虚偽自白が28%、目撃供述が16%など冤罪原因の統計もとっているようです。
取調べについて日本よりも規制があり手続保障にも厚いヨーロッパにおいても虚偽自白が問題になっているのだと驚きました。
おそらく、制度面でどんなに手当てをしても、人間である以上誤った見込みに陥って自白を強要したり、取調べという特異な環境下での心境変化から虚偽自白に陥ってしまったりすること自体を防ぐことはできないのでしょう。これはそういう問題なのだと認識を改める機会になりました。
一方で、虚偽自白に関しては「自分に不利益になる嘘をつくことは不自然不合理」という理由から証拠価値を高く見積もって誤信してしまう事例がこれまでも多数存在したところですが、そのような行為が世界中で生じているということ自体がこの論理への反論になるとも思いました。
なお、もともとアメリカに冤罪のデータベース”The National Registry of Exonerations“があり、それがモチーフになっているとのこと。
日本にも雪冤プロジェクトというサイトがあるのですが、更新が止まってしまっています。
過去の冤罪から学ぶためには冤罪事件に関する知識の集約が必要不可欠ですから、冤罪事件のデータベース化は非常に重要なことだと思います。日本でもいつかデータベース化をしたいところです。
ヨーロッパの冤罪原因
また、「ヨーロッパの冤罪」のセクションでは、冤罪の原因に関して目撃供述や指紋鑑定などの証拠の問題と、捜査官や裁判官のバイアスの問題があると2分して論じられていました。
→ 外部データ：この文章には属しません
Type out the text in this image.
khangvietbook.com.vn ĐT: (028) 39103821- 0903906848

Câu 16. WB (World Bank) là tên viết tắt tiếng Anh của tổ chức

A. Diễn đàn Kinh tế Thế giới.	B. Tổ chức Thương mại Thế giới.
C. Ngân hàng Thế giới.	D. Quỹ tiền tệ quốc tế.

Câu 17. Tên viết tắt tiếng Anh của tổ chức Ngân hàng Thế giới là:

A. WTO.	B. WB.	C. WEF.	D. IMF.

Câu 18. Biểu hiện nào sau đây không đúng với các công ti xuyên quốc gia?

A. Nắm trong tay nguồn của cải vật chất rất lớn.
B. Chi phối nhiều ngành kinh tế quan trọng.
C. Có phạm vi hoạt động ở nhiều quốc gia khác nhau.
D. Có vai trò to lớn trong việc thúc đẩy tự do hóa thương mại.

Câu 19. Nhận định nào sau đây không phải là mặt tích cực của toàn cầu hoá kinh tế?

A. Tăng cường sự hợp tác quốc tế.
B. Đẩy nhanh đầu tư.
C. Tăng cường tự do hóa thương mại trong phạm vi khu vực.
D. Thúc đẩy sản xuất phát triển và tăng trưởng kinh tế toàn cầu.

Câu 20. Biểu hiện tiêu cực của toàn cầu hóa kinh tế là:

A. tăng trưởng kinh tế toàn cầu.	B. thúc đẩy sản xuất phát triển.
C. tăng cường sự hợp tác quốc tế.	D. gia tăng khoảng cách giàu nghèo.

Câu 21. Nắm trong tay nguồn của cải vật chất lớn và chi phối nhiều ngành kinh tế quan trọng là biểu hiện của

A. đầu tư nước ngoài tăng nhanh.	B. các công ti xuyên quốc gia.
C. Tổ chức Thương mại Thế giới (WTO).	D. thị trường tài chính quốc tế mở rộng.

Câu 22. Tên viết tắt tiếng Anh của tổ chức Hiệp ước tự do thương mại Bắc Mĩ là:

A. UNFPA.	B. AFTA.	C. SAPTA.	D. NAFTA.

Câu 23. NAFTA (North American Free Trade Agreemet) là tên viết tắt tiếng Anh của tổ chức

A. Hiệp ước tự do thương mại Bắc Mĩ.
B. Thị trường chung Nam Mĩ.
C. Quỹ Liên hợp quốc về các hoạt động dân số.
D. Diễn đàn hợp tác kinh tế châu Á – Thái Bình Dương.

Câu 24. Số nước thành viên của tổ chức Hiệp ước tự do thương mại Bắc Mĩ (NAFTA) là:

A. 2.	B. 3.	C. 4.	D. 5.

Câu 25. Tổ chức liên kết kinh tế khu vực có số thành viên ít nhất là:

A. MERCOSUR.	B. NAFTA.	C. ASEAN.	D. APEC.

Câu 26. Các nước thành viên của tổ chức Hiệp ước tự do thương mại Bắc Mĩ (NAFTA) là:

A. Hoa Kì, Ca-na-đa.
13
冤罪原因は大きく分けると証拠の問題と関わる人々の心理的問題があるという観点は『冤罪学』でも同様の分析手法を取っており、他国の冤罪研究でも同じなのだなと思いました。
そのうえで、バイアスの問題としては、私の上記報告と同様に確証バイアスが取り上げられ、トンネル・ヴィジョンの危険性について論じられていました。
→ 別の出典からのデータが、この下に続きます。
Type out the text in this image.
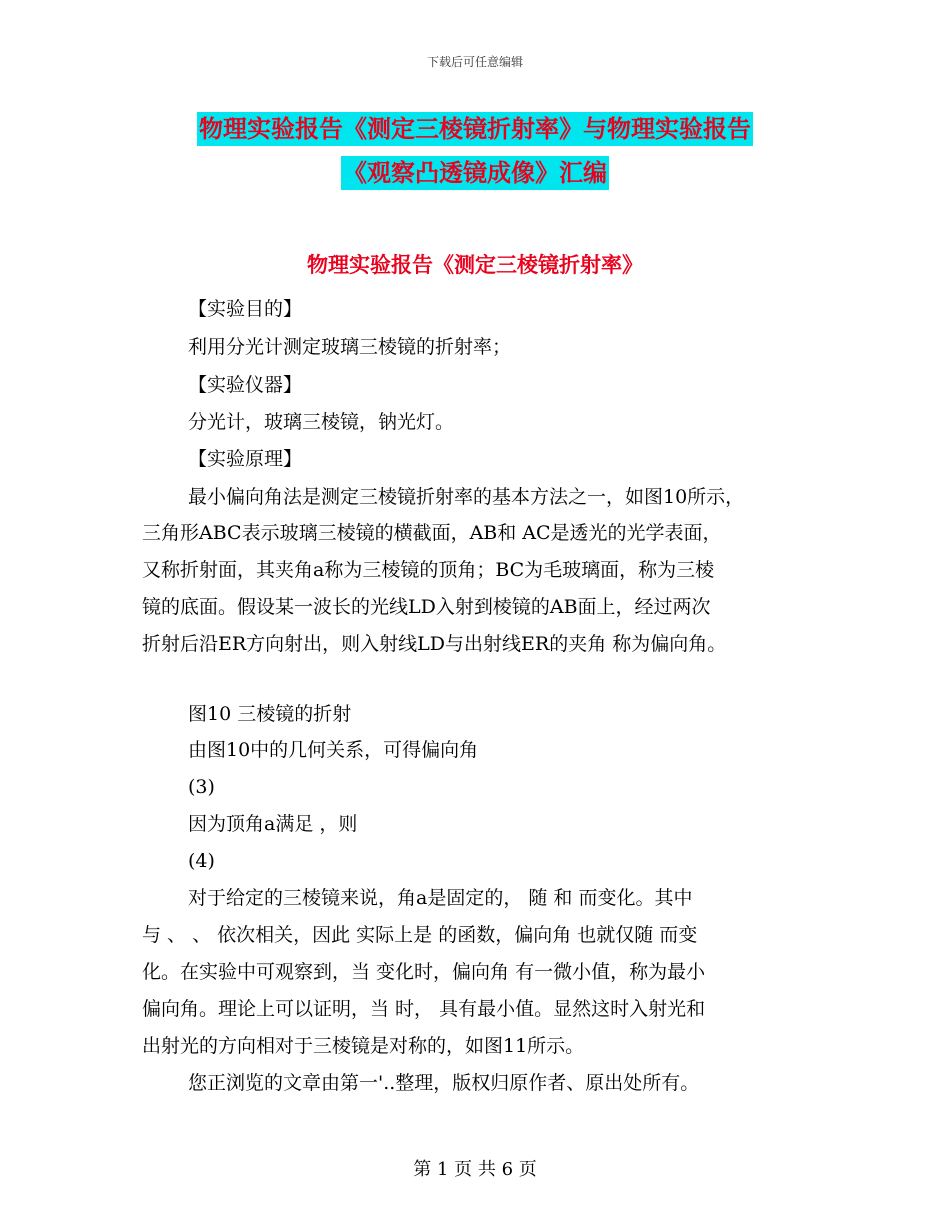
下载后可任意编辑
物理实验报告《测定三棱镜折射率》与物理实验报告
《观察凸透镜成像》汇编
物理实验报告《测定三棱镜折射率》
【实验目的】
利用分光计测定玻璃三棱镜的折射率；
【实验仪器】
分光计，玻璃三棱镜，钠光灯。
【实验原理】
最小偏向角法是测定三棱镜折射率的基本方法之一，如图10所示，
三角形ABC表示玻璃三棱镜的横截面，AB和 AC是透光的光学表面，
又称折射面，其夹角a称为三棱镜的顶角；BC为毛玻璃面，称为三棱
镜的底面。假设某一波长的光线LD入射到棱镜的AB面上，经过两次
折射后沿ER方向射出，则入射线LD与出射线ER的夹角 称为偏向角。
图10 三棱镜的折射
由图10中的几何关系，可得偏向角
(3)
因为顶角a满足 ，则
(4)
对于给定的三棱镜来说，角a是固定的， 随 和 而变化。其中
与 、 、 依次相关，因此 实际上是 的函数，偏向角 也就仅随 而变
化。在实验中可观察到，当 变化时，偏向角 有一微小值，称为最小
偏向角。理论上可以证明，当 时， 具有最小值。显然这时入射光和
出射光的方向相对于三棱镜是对称的，如图11所示。
您正浏览的文章由第一'..整理，版权归原作者、原出处所有。
第 1 页 共 6 页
日本でも冤罪とバイアスに関する研究例が出てきているところです(笹倉香奈「冤罪とバイアス」)。
そのうえで、何人かの報告者が説明していたのは、刑事手続の過程がブラックボックスになっていて検証が難しいという問題でした。
これらの冤罪に関する報告を聞いていると、冤罪研究に関する世界的な傾向や問題点は日本と大きくは変わらないように思いました。
よく国によって法制度は違うため他国の状況をそのまま日本に当てはめることはできないと言われることがありますが、冤罪に関しては世界共通の原因や問題点があるということを感じました。
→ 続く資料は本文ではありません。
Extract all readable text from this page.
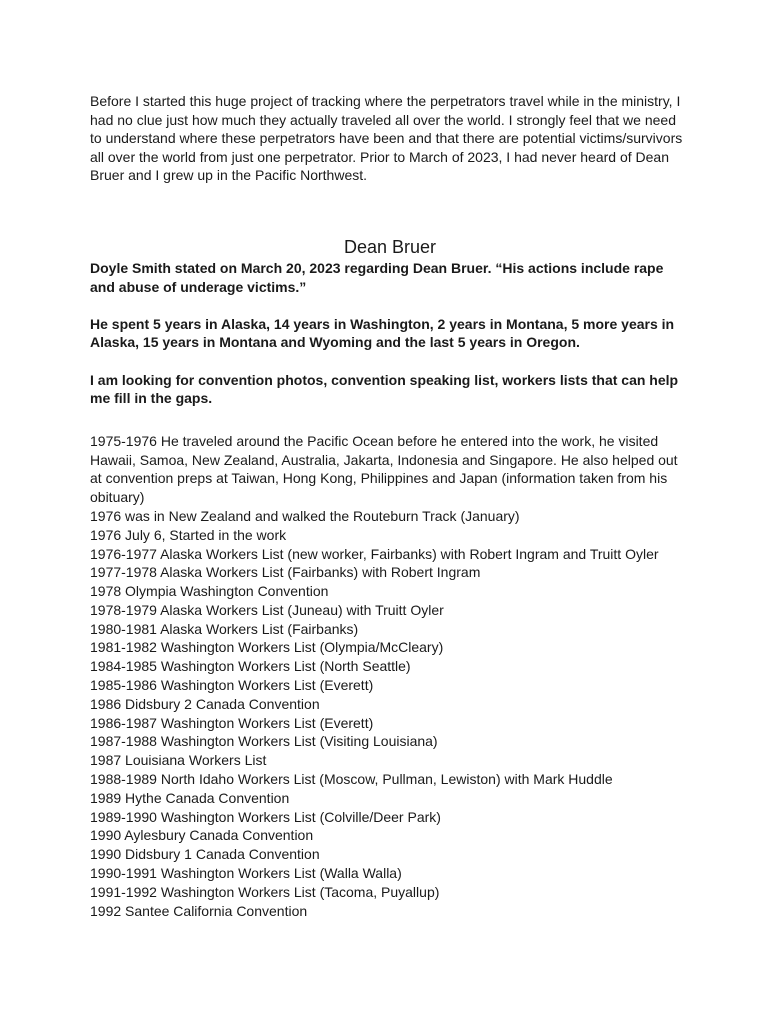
Before I started this huge project of tracking where the perpetrators travel while in the ministry, I had no clue just how much they actually traveled all over the world. I strongly feel that we need to understand where these perpetrators have been and that there are potential victims/survivors all over the world from just one perpetrator. Prior to March of 2023, I had never heard of Dean Bruer and I grew up in the Pacific Northwest.

Dean Bruer

Doyle Smith stated on March 20, 2023 regarding Dean Bruer. “His actions include rape and abuse of underage victims.”

He spent 5 years in Alaska, 14 years in Washington, 2 years in Montana, 5 more years in Alaska, 15 years in Montana and Wyoming and the last 5 years in Oregon.

I am looking for convention photos, convention speaking list, workers lists that can help me fill in the gaps.

1975-1976 He traveled around the Pacific Ocean before he entered into the work, he visited Hawaii, Samoa, New Zealand, Australia, Jakarta, Indonesia and Singapore. He also helped out at convention preps at Taiwan, Hong Kong, Philippines and Japan (information taken from his obituary)
1976 was in New Zealand and walked the Routeburn Track (January)
1976 July 6, Started in the work
1976-1977 Alaska Workers List (new worker, Fairbanks) with Robert Ingram and Truitt Oyler
1977-1978 Alaska Workers List (Fairbanks) with Robert Ingram
1978 Olympia Washington Convention
1978-1979 Alaska Workers List (Juneau) with Truitt Oyler
1980-1981 Alaska Workers List (Fairbanks)
1981-1982 Washington Workers List (Olympia/McCleary)
1984-1985 Washington Workers List (North Seattle)
1985-1986 Washington Workers List (Everett)
1986 Didsbury 2 Canada Convention
1986-1987 Washington Workers List (Everett)
1987-1988 Washington Workers List (Visiting Louisiana)
1987 Louisiana Workers List
1988-1989 North Idaho Workers List (Moscow, Pullman, Lewiston) with Mark Huddle
1989 Hythe Canada Convention
1989-1990 Washington Workers List (Colville/Deer Park)
1990 Aylesbury Canada Convention
1990 Didsbury 1 Canada Convention
1990-1991 Washington Workers List (Walla Walla)
1991-1992 Washington Workers List (Tacoma, Puyallup)
1992 Santee California Convention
そのため、海外の知見は日本に役立つものも多いですし、逆もまた然りで、日本の冤罪に関する知見を海外に発信すれば世界中で役立てられるのではないかと思いました。
「冤罪」の研究
「ヨーロッパの冤罪」セクションで私が新鮮に感じたのは、個別事例を離れた「冤罪」そのものを研究しているということでした。
冤罪は非常に悲惨な出来事ですから個別の冤罪事件の話は継承されるべきものであり、私もそのような思いを胸に冤罪研究に取り組んでいます。
ただ、冤罪事件は色々な種類がありますし、特定の地域や時代だけの問題ではありません。
将来の冤罪を防ぐことを考えると、個別事例を横断的に分析し、個別事例から離れた「冤罪」という事象そのもの(なぜ人間は犯人を間違えてしまうのか)についても研究しなければならないと思っております。
そのような研究や議論に直に触れることができ、非常に勉強になりました。
ぜひこの経験を日本の冤罪研究に生かしていきたいと思います。